La excusa de siempre: no hay infraestructura

En su fallo, la jueza señaló que el Estado no puede ampliar el universo de adolescentes sometidos a responsabilidad penal “sin crear las condiciones materiales, institucionales y profesionales indispensables” para garantizar una privación de libertad en regla. Como respaldo, citó las inspecciones al Centro Socioeducativo de Lomas de Zamora, donde ya había que poner un tope de 60 chicos alojados por falta de capacidad.

El dato es elocuente: la ley que baja la imputabilidad fue aprobada por el Congreso hace más de seis meses. La provincia de Buenos Aires tuvo medio año para preparar centros, personal y recursos, y llegó al día de la implementación sin poder garantizar ni las condiciones mínimas para los adolescentes que ya están detenidos. No es un problema de la norma: es, otra vez, un problema de gestión bonaerense.

Un patrón que se repite en la Provincia

La inseguridad protagonizada por menores es uno de los reclamos más sentidos en los municipios del conurbano, donde los vecinos vienen pidiendo desde hace años respuestas concretas frente al delito juvenil. La sociedad avaló, a través de sus representantes en el Congreso, un endurecimiento del régimen penal juvenil. Pero cuando llega el momento de ejecutarlo, la administración de Axel Kicillof vuelve a mostrar las mismas falencias estructurales que atraviesan la seguridad, la salud y la educación en la Provincia.

No es la primera vez que el gobierno bonaerense queda expuesto por falta de planificación. Los centros de detención para menores acumulan denuncias por hacinamiento y condiciones deficientes desde hace años, sin que la gestión provincial haya destinado los recursos necesarios para resolverlo, pese a contar con un presupuesto multimillonario y una estructura burocrática de sobra.

Qué pasa ahora con los casos en curso

La suspensión por 60 días deja en el aire la situación de decenas de causas que ya estaban tramitándose bajo el nuevo régimen, y obliga a los distintos juzgados de responsabilidad penal juvenil a resolver caso por caso, sin un criterio unificado.
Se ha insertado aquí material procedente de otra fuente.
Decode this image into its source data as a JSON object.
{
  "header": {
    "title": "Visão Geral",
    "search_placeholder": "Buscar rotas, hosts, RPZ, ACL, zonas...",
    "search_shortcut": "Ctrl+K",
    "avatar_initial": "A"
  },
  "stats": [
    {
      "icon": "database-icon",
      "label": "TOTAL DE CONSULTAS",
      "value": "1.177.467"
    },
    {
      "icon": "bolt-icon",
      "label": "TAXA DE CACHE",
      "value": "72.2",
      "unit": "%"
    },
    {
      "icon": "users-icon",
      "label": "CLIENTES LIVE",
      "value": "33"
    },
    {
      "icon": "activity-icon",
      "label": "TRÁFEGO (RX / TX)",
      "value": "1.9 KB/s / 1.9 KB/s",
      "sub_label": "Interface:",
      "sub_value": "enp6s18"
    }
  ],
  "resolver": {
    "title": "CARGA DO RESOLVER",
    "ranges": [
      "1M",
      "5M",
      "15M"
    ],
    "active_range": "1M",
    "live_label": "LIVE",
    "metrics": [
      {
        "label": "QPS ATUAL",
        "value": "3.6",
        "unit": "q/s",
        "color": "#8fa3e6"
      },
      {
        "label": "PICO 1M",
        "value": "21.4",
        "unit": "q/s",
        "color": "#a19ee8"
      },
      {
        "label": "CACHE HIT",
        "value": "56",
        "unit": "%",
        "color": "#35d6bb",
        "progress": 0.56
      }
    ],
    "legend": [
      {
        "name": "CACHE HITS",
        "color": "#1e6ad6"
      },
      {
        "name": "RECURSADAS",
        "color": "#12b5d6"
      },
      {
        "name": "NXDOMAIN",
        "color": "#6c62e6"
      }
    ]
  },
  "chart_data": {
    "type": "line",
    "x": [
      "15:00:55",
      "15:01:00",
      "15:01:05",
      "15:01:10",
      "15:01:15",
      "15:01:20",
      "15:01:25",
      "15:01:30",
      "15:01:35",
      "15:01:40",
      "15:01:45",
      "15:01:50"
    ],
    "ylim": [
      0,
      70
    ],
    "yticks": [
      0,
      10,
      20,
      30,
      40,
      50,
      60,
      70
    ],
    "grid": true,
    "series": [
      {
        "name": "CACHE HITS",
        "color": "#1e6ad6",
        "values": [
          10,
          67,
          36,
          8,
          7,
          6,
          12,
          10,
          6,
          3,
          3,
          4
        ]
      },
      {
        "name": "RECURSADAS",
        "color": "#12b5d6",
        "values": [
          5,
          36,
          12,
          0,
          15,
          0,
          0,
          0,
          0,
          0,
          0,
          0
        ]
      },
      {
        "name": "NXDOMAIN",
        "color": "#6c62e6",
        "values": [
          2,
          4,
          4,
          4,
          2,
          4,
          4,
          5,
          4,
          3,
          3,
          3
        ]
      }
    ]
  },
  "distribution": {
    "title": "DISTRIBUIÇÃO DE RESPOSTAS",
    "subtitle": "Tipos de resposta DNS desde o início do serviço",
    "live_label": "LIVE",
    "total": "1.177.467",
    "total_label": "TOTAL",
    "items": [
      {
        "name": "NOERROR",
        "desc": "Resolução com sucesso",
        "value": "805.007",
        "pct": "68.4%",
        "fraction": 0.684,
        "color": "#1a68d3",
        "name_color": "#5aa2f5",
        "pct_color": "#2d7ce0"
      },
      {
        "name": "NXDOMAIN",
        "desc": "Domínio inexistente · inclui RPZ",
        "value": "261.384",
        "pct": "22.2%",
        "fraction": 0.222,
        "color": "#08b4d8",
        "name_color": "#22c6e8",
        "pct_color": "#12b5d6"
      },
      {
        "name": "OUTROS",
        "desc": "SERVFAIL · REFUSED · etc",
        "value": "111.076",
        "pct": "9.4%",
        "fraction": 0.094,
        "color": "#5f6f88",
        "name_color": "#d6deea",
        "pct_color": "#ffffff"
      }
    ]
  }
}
Mientras tanto, familias de víctimas de delitos cometidos por menores siguen esperando que la Justicia y el Estado provincial se pongan de acuerdo para aplicar una ley que el propio Congreso nacional consideró necesaria frente al avance de la violencia juvenil en el conurbano.

El fallo, lejos de ser una victoria garantista, funciona como un espejo incómodo para la gestión bonaerense: la ley existe, la demanda social existe, pero la Provincia no estuvo a la altura de preparar el terreno para aplicarla.